Mme Russell, qui travaille dans le secteur des technologies depuis 20 ans, s’est intéressée à la lutte contre la traite des personnes alors qu’elle enseignait la danse aux enfants de quartiers défavorisés. Il y a douze ans, l’une de ses élèves, âgée de 15 ans, a été violée à Hayward, puis soumise à la traite partout en Californie durant environ un an. La jeune fille n’avait ni père ni mère dans sa vie. « Elle était élevée par des membres de sa famille. Puis un proxénète s’est servi de la stratégie de « lover boy » pour lui faire croire qu’il était son petit ami. Il a ensuite introduit de la violence dans leur relation », m’a expliqué Russell. « Et elle a fini par être vendue par plusieurs exploiteurs dans toute la région de la baie, à Vallejo, en Californie du Sud, à Oakland, etc. »
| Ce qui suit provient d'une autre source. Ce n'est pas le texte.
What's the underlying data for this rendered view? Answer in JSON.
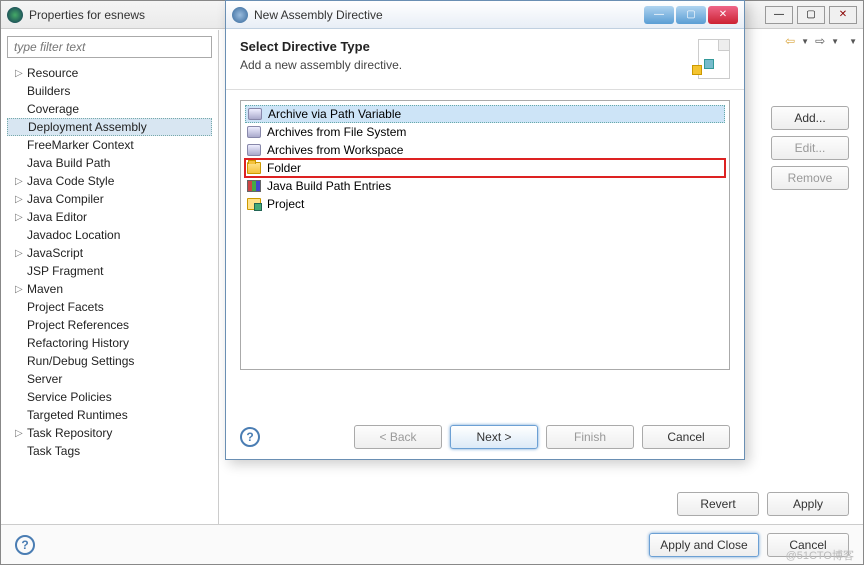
{
  "mainWindow": {
    "title": "Properties for esnews",
    "filterPlaceholder": "type filter text",
    "tree": [
      {
        "label": "Resource",
        "arrow": true
      },
      {
        "label": "Builders"
      },
      {
        "label": "Coverage"
      },
      {
        "label": "Deployment Assembly",
        "selected": true
      },
      {
        "label": "FreeMarker Context"
      },
      {
        "label": "Java Build Path"
      },
      {
        "label": "Java Code Style",
        "arrow": true
      },
      {
        "label": "Java Compiler",
        "arrow": true
      },
      {
        "label": "Java Editor",
        "arrow": true
      },
      {
        "label": "Javadoc Location"
      },
      {
        "label": "JavaScript",
        "arrow": true
      },
      {
        "label": "JSP Fragment"
      },
      {
        "label": "Maven",
        "arrow": true
      },
      {
        "label": "Project Facets"
      },
      {
        "label": "Project References"
      },
      {
        "label": "Refactoring History"
      },
      {
        "label": "Run/Debug Settings"
      },
      {
        "label": "Server"
      },
      {
        "label": "Service Policies"
      },
      {
        "label": "Targeted Runtimes"
      },
      {
        "label": "Task Repository",
        "arrow": true
      },
      {
        "label": "Task Tags"
      }
    ],
    "rightButtons": {
      "add": "Add...",
      "edit": "Edit...",
      "remove": "Remove"
    },
    "bottomButtons": {
      "revert": "Revert",
      "apply": "Apply"
    },
    "footer": {
      "applyClose": "Apply and Close",
      "cancel": "Cancel"
    },
    "nav": {
      "back": "⇦",
      "fwd": "⇨"
    }
  },
  "dialog": {
    "title": "New Assembly Directive",
    "heading": "Select Directive Type",
    "subtitle": "Add a new assembly directive.",
    "items": [
      {
        "label": "Archive via Path Variable",
        "icon": "jar",
        "selected": true
      },
      {
        "label": "Archives from File System",
        "icon": "jar"
      },
      {
        "label": "Archives from Workspace",
        "icon": "jar"
      },
      {
        "label": "Folder",
        "icon": "folder",
        "highlight": true
      },
      {
        "label": "Java Build Path Entries",
        "icon": "books"
      },
      {
        "label": "Project",
        "icon": "proj"
      }
    ],
    "buttons": {
      "back": "< Back",
      "next": "Next >",
      "finish": "Finish",
      "cancel": "Cancel"
    }
  },
  "watermark": "@51CTO博客"
}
Mme Russell a créé l’organisation Love Never Fails dans le cadre d’une mission salvatrice de soutien aux filles comme son ancienne élève. « Il y a douze ans, les gens ne savaient même pas ce qu’était la traite des personnes. Il y avait tous ces mythes selon lesquels c’était quelque chose qui n’arrivait qu’aux gens d’autres pays. On véhiculait des mythes du genre ‘il n’y a plus d’esclaves chez nous’. Je pense donc que nous avons bien réussi à démontrer que non, l’esclavage moderne est bien vivant et qu’il prolifère ici aux États-Unis. 83 % de tous les cas d’esclavage qui surviennent chez nous affectent des personnes nées au pays. »
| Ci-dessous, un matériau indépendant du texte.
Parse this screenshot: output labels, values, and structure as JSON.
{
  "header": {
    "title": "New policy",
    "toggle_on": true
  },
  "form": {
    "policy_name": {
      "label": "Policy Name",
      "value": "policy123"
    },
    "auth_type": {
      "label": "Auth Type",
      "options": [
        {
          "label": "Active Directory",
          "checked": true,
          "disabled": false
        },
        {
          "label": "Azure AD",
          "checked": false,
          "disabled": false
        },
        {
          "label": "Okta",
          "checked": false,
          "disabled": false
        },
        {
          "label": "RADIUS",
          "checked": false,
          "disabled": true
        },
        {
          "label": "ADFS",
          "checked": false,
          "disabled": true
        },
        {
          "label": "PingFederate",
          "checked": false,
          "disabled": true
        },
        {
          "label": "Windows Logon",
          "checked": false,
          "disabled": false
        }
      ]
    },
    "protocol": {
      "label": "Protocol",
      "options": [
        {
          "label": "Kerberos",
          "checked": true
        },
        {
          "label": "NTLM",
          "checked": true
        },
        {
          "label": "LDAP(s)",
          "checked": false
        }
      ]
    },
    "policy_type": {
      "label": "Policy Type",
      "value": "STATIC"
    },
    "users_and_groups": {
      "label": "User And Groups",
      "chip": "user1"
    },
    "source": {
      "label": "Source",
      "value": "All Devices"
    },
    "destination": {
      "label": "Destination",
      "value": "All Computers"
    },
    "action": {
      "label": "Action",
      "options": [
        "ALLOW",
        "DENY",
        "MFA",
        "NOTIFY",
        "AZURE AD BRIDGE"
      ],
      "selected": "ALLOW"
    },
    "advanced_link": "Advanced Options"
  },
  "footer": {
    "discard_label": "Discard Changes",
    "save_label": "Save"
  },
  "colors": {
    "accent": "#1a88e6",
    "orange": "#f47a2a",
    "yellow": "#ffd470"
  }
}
Lors de mon équipée en voiture avec Powell et Wilson dans les rues de Los Angeles, juste après 22 heures – avant que la « piste » ne s’active vraiment – j’ai vu plusieurs files de véhicules s’étendant sur tout un pâté de maisons, chacune étant occupée par un éventuel client, attendant sa chance avec l’une des femmes. Au moins 35 d’entre elles faisaient la queue, la plupart blanches ou latinas. Beaucoup semblaient très jeunes, soit moins de 18 ans. Je n’ai identifié qu’une seule qui semblait transsexuelle, bien que Powell ait noté qu’il y en avait probablement d’autres à un deuxième endroit sur Western Avenue. Powell et Wilson m’ont dit que le trafic commence à s’intensifier à 23 heures et culmine à minuit. À l’approche de 23 heures, de plus en plus de femmes apparaissaient effectivement le long de Figueroa. Mais Powell et Wilson ont pris soin que nous repartions avant minuit. Après 23h30, on voit augmenter le risque de violence armée autour des proxénètes. Nous n’aurions pas été en sécurité.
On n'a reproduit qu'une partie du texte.